# How required yield affects price of the bond and how the durations changes

can somebody answer, those two theoretical questions?

1. How does the bond price depend on the desired yield (market interest rates)?
2. How the duration changes if we have a shorter / longer maturity and if we have a bond with a coupon / without a coupon

My answer for the second question would be, if we have longer maturity and the bond with coupon then the duration will be smaller that the duration for the shorter maturity fir the bond with coupon. When we have the bond without coupon, the duration will be larger for the longer maturity.

Is that correct? But I do not know answer for the first one.

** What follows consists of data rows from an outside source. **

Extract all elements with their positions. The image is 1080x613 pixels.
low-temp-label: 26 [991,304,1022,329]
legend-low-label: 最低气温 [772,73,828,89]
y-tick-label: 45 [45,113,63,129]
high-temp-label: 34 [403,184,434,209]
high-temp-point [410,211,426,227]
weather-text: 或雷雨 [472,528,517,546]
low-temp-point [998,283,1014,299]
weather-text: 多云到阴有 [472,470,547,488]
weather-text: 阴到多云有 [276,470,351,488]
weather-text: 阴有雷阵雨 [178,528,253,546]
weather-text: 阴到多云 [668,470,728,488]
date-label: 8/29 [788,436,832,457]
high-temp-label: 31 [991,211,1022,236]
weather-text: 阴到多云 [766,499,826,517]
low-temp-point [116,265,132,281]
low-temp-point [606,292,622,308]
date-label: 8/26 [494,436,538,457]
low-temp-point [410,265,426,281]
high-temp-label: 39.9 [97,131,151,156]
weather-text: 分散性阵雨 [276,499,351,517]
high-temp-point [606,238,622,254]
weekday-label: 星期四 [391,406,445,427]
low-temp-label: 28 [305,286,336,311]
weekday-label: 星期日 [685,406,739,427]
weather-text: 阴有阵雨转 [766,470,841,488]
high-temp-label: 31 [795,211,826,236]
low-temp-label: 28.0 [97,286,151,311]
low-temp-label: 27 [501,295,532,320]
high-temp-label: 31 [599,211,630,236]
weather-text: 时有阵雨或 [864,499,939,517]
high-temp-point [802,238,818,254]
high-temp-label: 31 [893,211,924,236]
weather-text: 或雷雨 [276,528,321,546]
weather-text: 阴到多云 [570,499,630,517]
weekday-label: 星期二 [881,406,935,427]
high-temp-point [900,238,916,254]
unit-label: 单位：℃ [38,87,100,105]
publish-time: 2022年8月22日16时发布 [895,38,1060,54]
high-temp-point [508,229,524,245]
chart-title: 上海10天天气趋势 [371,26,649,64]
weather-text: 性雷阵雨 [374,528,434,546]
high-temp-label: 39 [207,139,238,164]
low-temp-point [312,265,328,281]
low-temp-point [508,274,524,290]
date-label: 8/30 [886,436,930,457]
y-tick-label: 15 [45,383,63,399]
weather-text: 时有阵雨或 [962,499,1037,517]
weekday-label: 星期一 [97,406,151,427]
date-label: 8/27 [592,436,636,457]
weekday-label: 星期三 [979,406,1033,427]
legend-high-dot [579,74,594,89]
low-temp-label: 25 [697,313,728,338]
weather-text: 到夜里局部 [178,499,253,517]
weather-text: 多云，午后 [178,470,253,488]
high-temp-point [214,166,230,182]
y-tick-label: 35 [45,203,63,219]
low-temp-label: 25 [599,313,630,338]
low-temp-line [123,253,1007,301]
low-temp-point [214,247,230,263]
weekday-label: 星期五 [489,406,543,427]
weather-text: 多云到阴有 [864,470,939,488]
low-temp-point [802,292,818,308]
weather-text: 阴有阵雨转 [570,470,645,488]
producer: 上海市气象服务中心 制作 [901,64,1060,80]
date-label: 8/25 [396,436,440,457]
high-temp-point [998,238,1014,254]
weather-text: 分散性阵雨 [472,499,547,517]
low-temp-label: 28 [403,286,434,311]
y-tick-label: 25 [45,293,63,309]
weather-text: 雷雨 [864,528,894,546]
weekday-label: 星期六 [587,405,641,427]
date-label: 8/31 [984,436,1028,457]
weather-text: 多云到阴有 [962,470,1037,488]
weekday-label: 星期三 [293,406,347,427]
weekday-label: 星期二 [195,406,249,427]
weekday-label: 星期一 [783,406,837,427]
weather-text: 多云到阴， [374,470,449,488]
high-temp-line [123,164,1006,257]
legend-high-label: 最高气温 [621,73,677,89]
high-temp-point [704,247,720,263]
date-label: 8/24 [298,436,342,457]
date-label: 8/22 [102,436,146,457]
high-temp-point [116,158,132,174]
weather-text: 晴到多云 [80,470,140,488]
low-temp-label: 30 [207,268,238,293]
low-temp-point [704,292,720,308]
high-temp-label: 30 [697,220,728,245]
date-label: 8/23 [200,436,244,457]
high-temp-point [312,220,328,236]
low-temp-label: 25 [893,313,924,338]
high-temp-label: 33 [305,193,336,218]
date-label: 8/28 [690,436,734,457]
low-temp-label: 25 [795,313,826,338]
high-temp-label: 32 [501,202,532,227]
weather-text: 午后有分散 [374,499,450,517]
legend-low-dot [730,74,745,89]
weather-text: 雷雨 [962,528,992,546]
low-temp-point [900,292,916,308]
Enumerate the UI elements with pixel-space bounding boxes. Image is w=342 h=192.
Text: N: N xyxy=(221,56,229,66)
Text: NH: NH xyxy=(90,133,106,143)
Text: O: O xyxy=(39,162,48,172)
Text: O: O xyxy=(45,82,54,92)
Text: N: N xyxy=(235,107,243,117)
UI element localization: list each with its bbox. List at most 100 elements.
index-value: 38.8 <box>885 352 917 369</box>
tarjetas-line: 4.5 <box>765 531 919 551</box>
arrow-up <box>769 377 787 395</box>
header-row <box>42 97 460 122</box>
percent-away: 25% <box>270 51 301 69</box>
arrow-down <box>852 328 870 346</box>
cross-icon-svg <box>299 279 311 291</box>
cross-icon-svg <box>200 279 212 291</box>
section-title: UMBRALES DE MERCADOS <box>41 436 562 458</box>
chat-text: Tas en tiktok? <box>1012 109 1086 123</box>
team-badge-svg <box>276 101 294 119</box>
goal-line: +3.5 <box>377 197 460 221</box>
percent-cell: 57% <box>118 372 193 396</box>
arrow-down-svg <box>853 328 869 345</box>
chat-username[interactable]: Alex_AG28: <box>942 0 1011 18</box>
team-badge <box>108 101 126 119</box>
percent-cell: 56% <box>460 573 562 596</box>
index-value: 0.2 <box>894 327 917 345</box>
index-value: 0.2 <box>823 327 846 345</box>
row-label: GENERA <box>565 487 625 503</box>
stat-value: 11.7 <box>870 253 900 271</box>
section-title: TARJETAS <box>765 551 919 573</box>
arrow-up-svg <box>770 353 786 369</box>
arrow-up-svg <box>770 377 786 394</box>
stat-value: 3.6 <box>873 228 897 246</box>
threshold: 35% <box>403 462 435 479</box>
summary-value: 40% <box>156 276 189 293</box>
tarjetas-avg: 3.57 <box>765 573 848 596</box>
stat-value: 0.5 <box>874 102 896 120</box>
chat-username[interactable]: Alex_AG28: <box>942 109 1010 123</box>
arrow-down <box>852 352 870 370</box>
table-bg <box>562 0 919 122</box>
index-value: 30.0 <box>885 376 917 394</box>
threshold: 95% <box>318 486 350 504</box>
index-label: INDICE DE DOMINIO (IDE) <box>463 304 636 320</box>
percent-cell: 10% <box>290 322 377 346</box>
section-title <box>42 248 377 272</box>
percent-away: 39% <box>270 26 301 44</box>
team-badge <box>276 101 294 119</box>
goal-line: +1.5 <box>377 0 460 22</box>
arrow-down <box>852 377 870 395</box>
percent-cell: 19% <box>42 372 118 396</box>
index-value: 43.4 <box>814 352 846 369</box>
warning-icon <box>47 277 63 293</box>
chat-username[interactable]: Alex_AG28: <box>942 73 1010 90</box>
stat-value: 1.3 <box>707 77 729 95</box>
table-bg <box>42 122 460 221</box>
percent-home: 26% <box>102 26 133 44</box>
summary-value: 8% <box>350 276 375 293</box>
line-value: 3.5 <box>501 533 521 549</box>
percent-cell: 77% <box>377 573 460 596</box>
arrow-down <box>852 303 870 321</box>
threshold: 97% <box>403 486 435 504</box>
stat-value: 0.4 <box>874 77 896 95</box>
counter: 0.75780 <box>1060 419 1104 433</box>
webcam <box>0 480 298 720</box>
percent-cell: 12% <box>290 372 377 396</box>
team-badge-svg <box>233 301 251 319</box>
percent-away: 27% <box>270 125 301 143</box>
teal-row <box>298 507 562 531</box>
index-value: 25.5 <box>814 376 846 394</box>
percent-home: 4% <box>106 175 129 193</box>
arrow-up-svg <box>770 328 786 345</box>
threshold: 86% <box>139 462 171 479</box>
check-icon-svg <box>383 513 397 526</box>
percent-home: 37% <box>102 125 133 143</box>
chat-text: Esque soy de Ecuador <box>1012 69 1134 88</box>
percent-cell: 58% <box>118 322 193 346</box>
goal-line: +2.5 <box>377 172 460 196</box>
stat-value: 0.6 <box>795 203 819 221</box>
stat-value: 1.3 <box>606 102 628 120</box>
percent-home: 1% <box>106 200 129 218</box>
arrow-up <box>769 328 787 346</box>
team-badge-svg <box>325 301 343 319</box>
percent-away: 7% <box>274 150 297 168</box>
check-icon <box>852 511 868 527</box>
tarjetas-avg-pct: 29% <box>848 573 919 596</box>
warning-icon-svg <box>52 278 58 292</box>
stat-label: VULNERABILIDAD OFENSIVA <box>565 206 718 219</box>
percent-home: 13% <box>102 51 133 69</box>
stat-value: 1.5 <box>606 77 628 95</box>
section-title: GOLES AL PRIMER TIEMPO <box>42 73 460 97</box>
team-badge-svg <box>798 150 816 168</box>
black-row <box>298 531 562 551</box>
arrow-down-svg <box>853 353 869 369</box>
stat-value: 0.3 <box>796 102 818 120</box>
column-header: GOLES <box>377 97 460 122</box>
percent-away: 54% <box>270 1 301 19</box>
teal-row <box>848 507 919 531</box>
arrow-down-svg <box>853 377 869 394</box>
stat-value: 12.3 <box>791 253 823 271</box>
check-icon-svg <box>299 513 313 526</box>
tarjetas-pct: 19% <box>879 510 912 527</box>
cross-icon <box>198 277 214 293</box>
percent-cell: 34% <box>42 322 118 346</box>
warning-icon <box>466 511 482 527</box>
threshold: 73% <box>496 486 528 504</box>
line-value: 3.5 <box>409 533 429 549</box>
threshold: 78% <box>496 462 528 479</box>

The bond price is given by \begin{align*} P_B=\sum_{i=1}^n c_{t_i} \cdot e^{-y\cdot t_i}, \end{align*} where $$c_{t_i}$$ denote the $$n$$ coupon payments occurring at time points $$t_i$$ and $$y$$ the yield-to-maturity. Note that the last payment $$c_{t_n}$$ included both, the final coupon and the bond's face value.
The (Macaulay) duration is given by \begin{align*} D &= -\frac{1}{P_B} \frac{\partial P_B}{\partial y} \\ &= \frac{1}{P_B} \sum_{i=1}^n t_i\cdot c_{t_i}e^{-y\cdot t_i}. \end{align*} The duration may be interpreted as weighted average of the time points $$t_i$$ when the coupon payments occur with unit ''year'' and ''weights'' $$\frac{c_{t_i} e^{-y\cdot t_i}}{P_B}$$. Note that these weights add up to one. Alternatively, the duration approximates the change in the bond price given a change in the interest rate, i.e. $$\Delta P_B\approx -D P_B \Delta y$$. Using discrete compounding, you'll need the modified duration here. For larger changes in the interest rate, you may want to include the bond's convexity.
As a special case, consider a zero-coupon bond with $$c_{t_i}=0$$ for $$i and $$c_{t_n}=1$$. Thus, $$P_B=e^{-y t_n}$$ and $$D=t_n$$. As there are no payments, the weighted averages of the coupon payment dates is simply the bond's maturity: that is how long you have to wait until you receive cash flows. Note that the bond price can be solved for the bond's yield explicitely, i.e. $$y=-\frac{1}{t_n}\ln(P_B)$$. This is in general not possible for coupon bonds whose yield-to-maturity is typically found numerically.
1. The bond price $$P_B$$ is monotonically decreasing in the yield $$y$$. The higher $$y$$, the lower the present value of the individual coupon payments, $$c_{t_i}e^{-y t_i}$$. Hence, we observe a negative/inverse relationship between bond price and bond yield.